The dm3-1020ea puts in a decent showing on the performance front too. It's built around a fairly fast 1.6GHz dual-core Athlon Neo X2 L335 processor, backed up by 4GB of RAM. HP has loaded the laptop with the 64-bit version of Windows 7 Home Premium, so all of this RAM is accessible to the operating system. In the PCMark05 benchmark test, the laptop posted a score of 2,948, which is pretty impressive for a machine in its class.
Ultra-portable laptops never really shine when it comes to 3D performance, but the dm3-1020ea performed better than expected.

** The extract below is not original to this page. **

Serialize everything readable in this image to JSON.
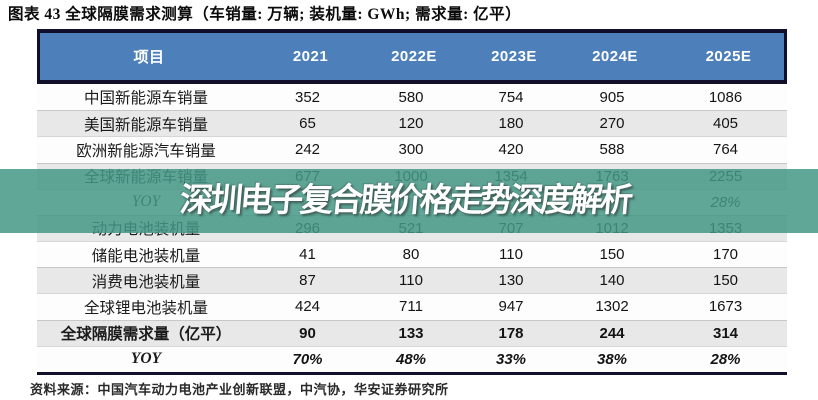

Its AMD ATI Mobility Radeon HD 3200 GPU helped it rack up a core of 1,252 in 3DMark06. This means you won't get the best out of the very latest first-person shooters, but it will handle older games with aplomb.
Even the laptop's hard drive is slightly faster than usual. The dm3-1020ea uses a 7,200rpm 320GB drive, rather than the 5,200rpm ones you'll find on most of its rivals. The small size of the machine means there's no room to fit in an internal optical drive, however, but HP supplies an external DVD+/-RW drive in the box as a compromise.
Battery life is vitally important for ultra-portable laptops, as they're designed to be used on the go. Despite its rather pacey performance, the laptop scored pretty well when in this department. In Battery Eater's intensive Classic test, it managed to keep running for 2 hours and 19 minutes, which is fairly impressive. Bear in mind that this test is very punishing, so the battery will last much longer with normal day-to-day usage.
The dm3-1020ea covers most of the connectivity bases, as it's got a VGA port, HDMI socket, four USB ports and a multi-format card reader. There's also 802.11n Wi-Fi, but it has a Fast Ethernet, rather than Gigabit Ethernet, port.
The HP Pavilion dm3-1020ea easily won us over with its combination of slick looks, long battery life and impressively speedy performance. The fact that it's available for just £550 only serves to sweeten the deal further. As a result, we think it should be near the top of your shopping list if you're on the hunt for a new ultra-portable laptop.